The Guardian takes a close look at a new Oscar Wilde biography by Matthew Sturgis. Sturgis, Quinn writes, is no "great storyteller," but, rather, "a tremendous orchestrator of material, fastidious, unhurried, indefatigable." From there:
Do we need a new life of Wilde? He thinks so; the last major biography, by Richard Ellmann in 1987, took a literary critic’s approach, to the detriment of the facts and chronology of Wilde’s life. It was strewn with errors, and tended to blur truth and legend – something Wilde himself often connived at.
Sturgis, armed with new discoveries such as a full transcript of the libel trial, an early notebook and previously unknown letters, aims to return the man “to his times, and to the facts”, to lend the life “a sense of contingency”. At 720 pages in my edition, with a further 137 pages of endnotes, that may be rather more contingency than your average reader can handle.

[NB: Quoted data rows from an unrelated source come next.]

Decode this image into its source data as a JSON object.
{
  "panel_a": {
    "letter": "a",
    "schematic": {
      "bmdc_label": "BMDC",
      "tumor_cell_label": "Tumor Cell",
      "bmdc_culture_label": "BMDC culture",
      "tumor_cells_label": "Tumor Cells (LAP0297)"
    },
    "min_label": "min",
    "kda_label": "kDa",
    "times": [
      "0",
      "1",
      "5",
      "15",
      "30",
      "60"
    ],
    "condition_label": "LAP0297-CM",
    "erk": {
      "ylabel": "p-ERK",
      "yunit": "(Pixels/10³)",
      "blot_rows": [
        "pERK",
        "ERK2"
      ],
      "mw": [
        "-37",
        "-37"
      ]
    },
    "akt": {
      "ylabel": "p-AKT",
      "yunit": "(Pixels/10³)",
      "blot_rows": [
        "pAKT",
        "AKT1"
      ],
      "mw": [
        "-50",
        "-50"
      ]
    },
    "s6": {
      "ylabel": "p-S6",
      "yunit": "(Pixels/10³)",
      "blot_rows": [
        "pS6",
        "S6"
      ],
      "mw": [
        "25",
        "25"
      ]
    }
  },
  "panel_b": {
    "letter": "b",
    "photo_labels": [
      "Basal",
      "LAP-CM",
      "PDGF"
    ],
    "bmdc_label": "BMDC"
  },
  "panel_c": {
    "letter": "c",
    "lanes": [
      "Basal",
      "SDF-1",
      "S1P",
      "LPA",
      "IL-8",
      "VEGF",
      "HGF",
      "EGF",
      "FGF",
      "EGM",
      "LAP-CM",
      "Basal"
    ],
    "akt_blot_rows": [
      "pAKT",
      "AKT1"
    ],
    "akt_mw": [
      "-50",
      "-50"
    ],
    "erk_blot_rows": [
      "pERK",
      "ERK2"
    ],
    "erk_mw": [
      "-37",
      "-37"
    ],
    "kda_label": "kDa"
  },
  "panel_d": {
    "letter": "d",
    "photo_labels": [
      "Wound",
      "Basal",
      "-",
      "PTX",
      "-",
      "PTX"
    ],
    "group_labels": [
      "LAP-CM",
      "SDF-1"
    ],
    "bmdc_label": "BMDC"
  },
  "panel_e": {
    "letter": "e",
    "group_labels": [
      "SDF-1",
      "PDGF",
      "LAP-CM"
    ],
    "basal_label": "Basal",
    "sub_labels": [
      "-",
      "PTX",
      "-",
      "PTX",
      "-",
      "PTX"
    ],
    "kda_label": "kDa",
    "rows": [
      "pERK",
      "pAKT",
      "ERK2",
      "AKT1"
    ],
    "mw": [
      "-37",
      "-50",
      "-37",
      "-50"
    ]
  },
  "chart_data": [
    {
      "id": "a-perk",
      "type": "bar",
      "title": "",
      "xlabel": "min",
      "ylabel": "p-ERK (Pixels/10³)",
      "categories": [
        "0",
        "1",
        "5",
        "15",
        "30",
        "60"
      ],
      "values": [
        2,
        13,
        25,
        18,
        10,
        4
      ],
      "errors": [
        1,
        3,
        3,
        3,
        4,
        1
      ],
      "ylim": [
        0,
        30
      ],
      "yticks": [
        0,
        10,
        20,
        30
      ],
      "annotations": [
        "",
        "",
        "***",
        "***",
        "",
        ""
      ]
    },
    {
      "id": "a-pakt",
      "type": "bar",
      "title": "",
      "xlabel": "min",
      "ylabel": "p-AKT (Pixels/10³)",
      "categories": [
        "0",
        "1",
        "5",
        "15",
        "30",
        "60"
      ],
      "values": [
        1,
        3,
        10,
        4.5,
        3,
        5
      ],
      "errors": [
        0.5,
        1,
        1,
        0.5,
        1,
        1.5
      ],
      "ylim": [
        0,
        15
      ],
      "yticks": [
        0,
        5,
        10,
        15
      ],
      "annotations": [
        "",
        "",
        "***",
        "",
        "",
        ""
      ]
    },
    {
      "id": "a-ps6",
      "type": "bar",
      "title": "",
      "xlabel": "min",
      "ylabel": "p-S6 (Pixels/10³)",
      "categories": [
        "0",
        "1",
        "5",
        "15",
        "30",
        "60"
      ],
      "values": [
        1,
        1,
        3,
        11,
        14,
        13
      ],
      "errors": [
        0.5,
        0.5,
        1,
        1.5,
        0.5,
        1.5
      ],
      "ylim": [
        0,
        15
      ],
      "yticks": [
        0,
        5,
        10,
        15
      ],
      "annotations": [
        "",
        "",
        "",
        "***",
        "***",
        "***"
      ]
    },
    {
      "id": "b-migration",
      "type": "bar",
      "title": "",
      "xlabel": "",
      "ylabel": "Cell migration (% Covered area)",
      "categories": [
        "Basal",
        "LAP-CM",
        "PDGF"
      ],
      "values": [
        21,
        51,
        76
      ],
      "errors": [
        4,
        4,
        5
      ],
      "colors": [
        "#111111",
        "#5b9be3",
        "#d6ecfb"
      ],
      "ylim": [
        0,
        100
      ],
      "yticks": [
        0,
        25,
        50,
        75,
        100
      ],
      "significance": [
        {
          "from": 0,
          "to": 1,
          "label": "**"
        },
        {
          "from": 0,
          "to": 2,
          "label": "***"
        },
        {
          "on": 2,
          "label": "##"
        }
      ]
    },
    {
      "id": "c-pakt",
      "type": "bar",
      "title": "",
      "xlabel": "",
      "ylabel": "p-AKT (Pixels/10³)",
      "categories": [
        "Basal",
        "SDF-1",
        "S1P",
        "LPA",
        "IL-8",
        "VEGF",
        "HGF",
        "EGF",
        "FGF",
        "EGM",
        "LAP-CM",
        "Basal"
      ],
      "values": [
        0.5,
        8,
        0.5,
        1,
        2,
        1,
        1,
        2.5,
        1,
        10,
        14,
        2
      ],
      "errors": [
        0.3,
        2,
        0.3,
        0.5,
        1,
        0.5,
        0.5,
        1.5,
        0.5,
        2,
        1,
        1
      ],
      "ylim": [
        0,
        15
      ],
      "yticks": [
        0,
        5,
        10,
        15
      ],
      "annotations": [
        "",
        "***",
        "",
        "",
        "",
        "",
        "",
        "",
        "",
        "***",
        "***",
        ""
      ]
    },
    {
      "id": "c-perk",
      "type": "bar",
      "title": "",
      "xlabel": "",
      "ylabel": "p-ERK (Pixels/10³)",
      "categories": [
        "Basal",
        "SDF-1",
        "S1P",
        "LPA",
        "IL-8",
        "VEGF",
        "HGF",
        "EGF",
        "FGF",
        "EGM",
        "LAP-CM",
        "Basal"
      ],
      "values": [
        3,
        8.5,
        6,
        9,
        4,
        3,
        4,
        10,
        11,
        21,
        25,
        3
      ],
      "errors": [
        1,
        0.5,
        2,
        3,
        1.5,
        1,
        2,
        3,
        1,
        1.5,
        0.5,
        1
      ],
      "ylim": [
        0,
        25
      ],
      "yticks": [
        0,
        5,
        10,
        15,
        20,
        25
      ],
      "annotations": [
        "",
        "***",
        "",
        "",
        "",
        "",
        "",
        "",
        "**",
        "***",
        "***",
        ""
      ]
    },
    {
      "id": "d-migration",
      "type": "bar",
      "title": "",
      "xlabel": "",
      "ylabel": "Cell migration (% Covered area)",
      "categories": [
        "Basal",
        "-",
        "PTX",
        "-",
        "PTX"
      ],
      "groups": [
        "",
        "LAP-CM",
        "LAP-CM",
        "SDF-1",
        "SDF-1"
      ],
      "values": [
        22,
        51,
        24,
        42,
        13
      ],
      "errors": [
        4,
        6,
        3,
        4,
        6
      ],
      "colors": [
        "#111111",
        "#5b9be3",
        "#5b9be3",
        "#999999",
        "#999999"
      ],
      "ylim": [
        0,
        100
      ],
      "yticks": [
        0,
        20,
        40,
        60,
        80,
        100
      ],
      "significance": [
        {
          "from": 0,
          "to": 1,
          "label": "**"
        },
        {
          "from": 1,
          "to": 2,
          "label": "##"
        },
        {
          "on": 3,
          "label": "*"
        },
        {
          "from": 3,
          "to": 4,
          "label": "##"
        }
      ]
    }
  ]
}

But Oscar repays the effort, even for those who have read the Ellmann and the earlier biographies by Hesketh Pearson and Montgomery Hyde – and all the letters. I’m not sure if I already knew certain details about the early life, but I was glad to be reminded, for instance, of how close the teenage Wilde came to joining the Roman Catholic church (and was disinherited on account of it by his half-brother); of how, as a student at Oxford University, he was inducted into the Masons in 1875; of how he joined John Ruskin’s road-digging enterprise in the village of North Hinksey and learned how to push a barrow along a plank (“very difficult”). Most startling of all (Ellmann mentions this, too) was his early ambition to follow the example of Matthew Arnold and become an inspector of schools. We must credit providence that the board turned him down.